Anoikis (Anchorage-Dependent Cell Death)
Adhesion to the extracellular matrix (ECM) is essential for survival and propagation of many adherent cells. Apoptosis that results from the loss of cell adhesion to the ECM, or inappropriate adhesion is defined as “anoikis”. Anoikis, from the Greek word for homelessness, is involved in the physiological processes of tissue renewal and cell homeostasis.
A common feature of carcinoma development and growth is the ability of transformed cells to survive under “anchorage independent” or “spheroid” growth conditions. This resistance to anoikis has been shown to be involved in the loss of cell homeostasis, cancer growth, and metastasis. The inhibition of cell adhesion, spreading, and growth on the ECM is an impediment to the cellular healing process, thus making it a possible therapeutic target.
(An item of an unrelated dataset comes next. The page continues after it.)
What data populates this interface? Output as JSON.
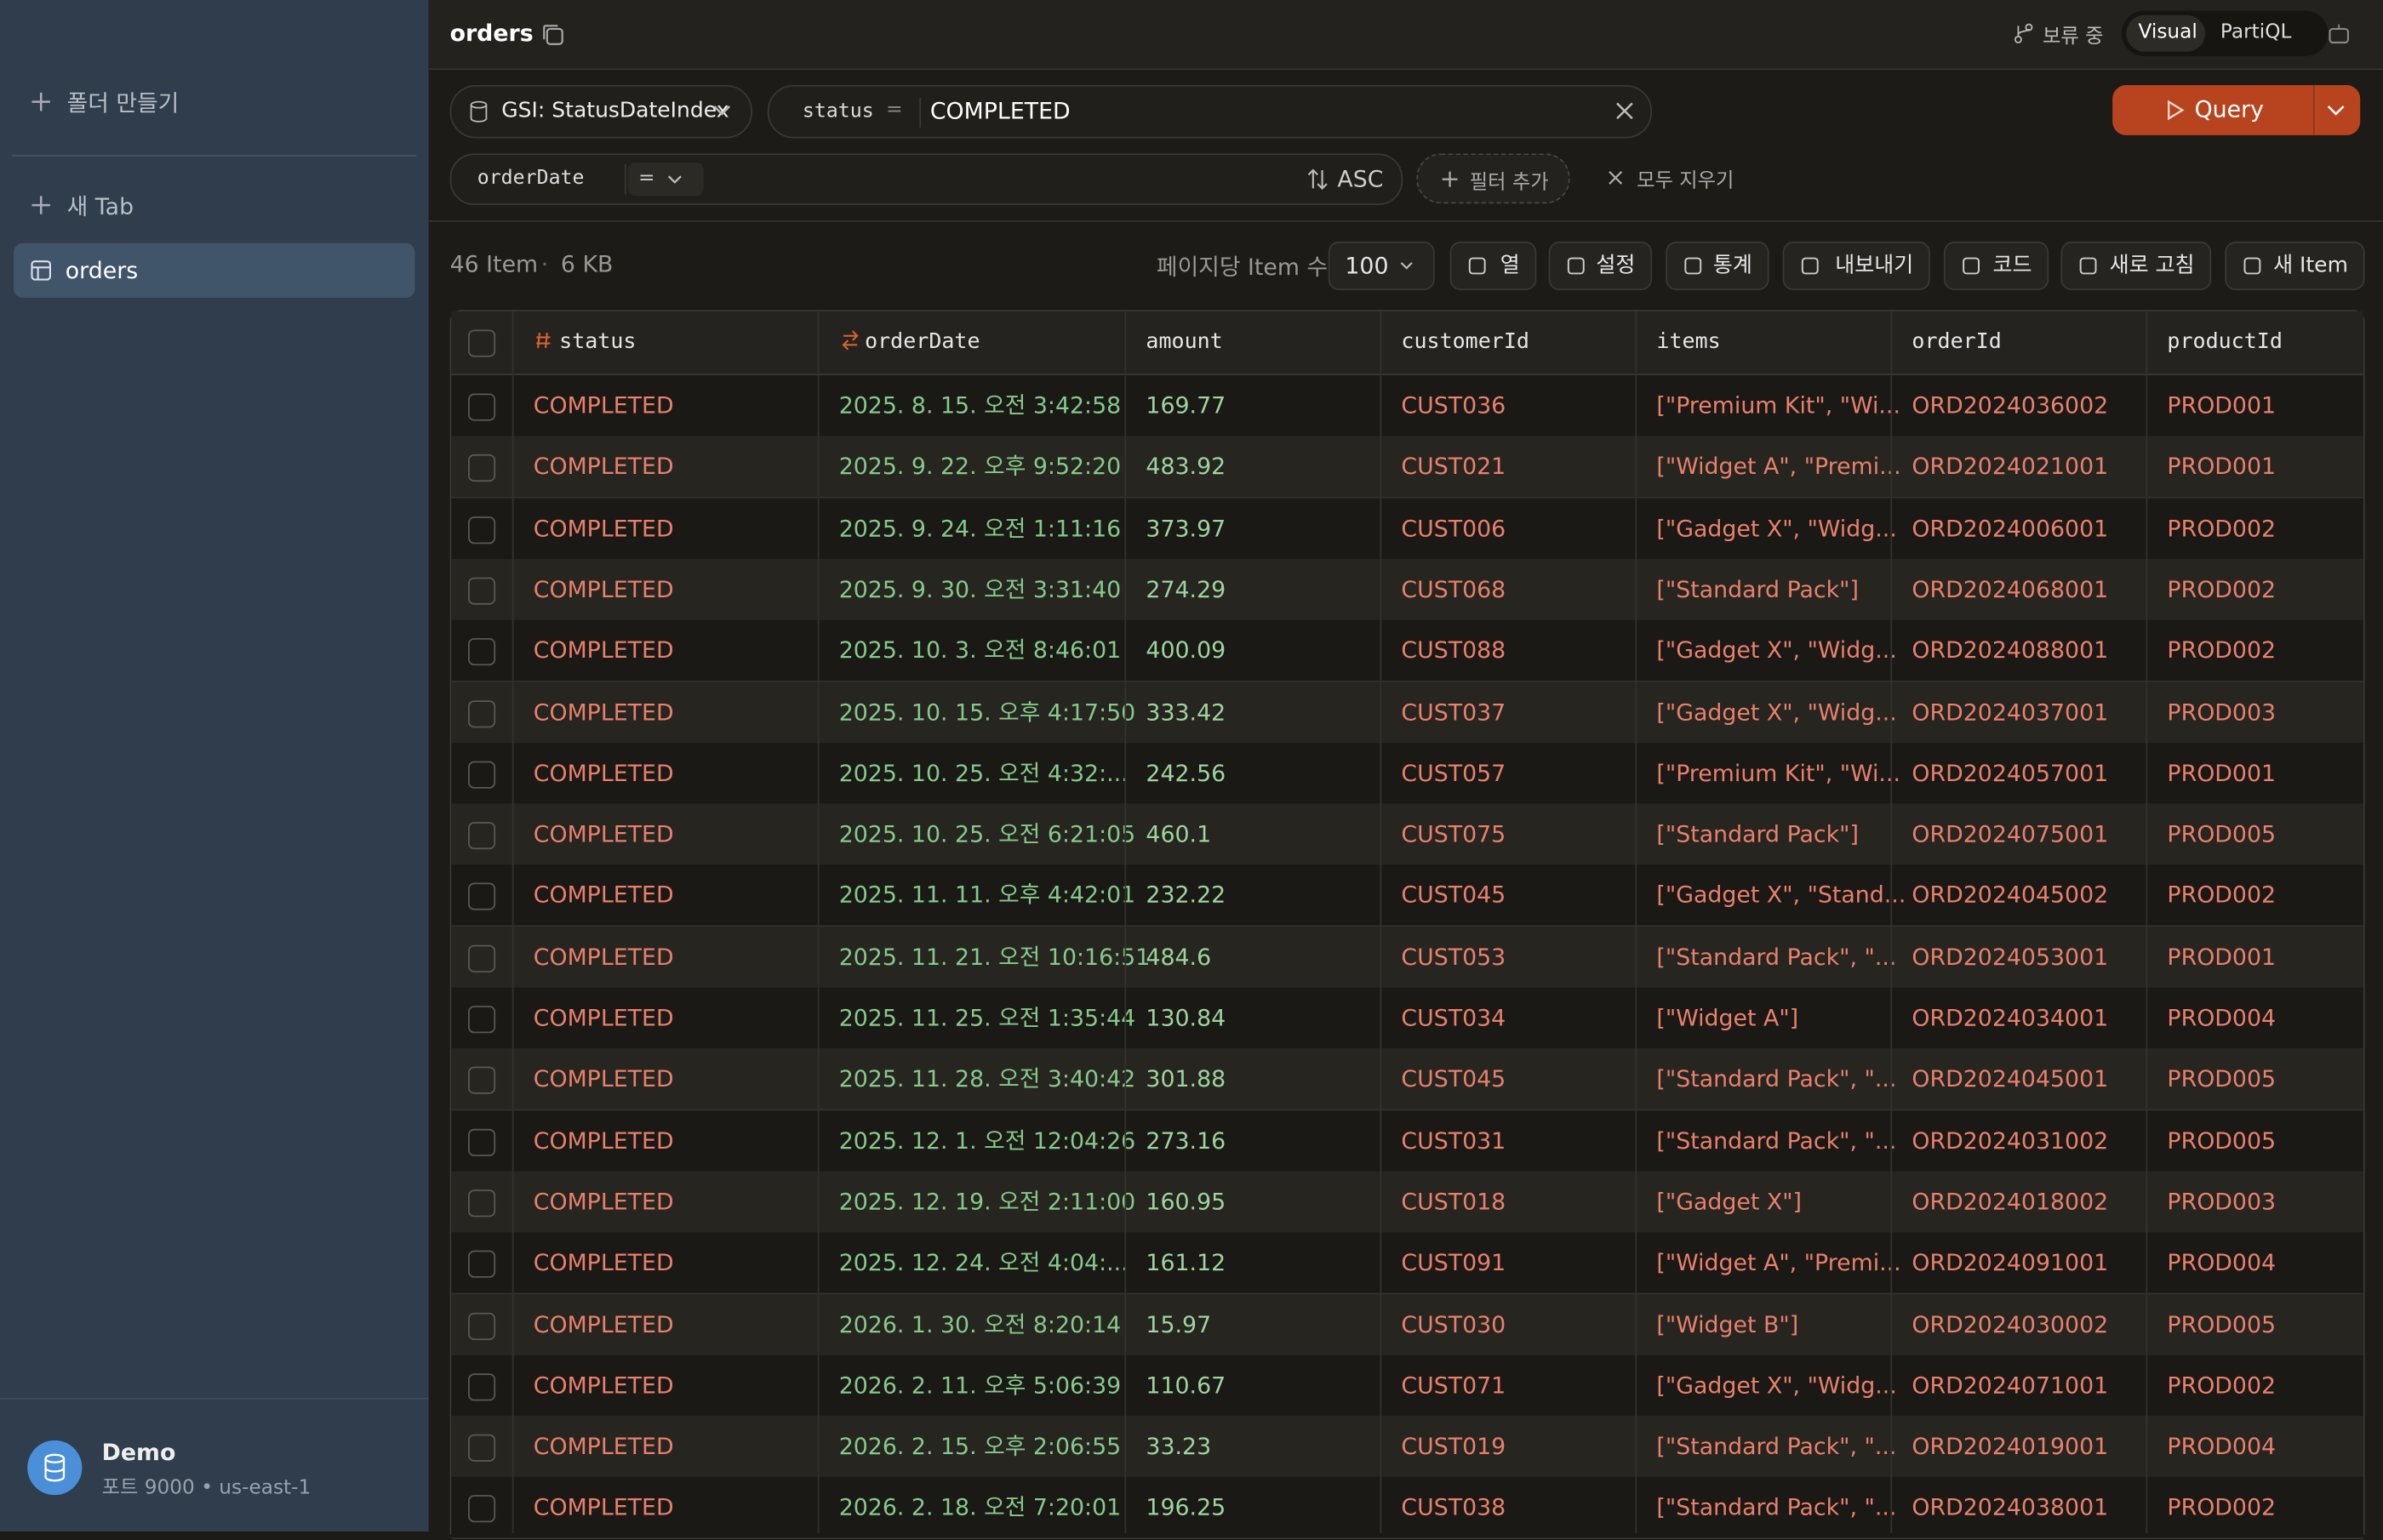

Preventing anoikis and enhancing cell adhesion and spreading is a major goal in the development of cell transplantation techniques, including the therapeutic use of progenitor cells. Further studies aimed at controlling the molecular mechanisms of anoikis resistance will serve to define effective therapies for the treatment of many human malignancies.
Cells are cultured in poly-Hema coated plate or control plate. Cell viability is determined by MTT or Calcein AM. Anoikis propelled cell death is measured by Ethidium Homodimer (EthD-1). EthD-1 is an excellent marker for measuring dead cells. EthD-1 is a red fluorescent dye that can only penetrate damaged cell membranes. EthD-1 will fluoresce with a 40-fold enhancement upon binding ssDNA, dsDNA, RNA, oligonucleotides, and triplex DNA. Background fluorescence levels are very low because the dyes are virtually non-fluorescent before interacting with cells.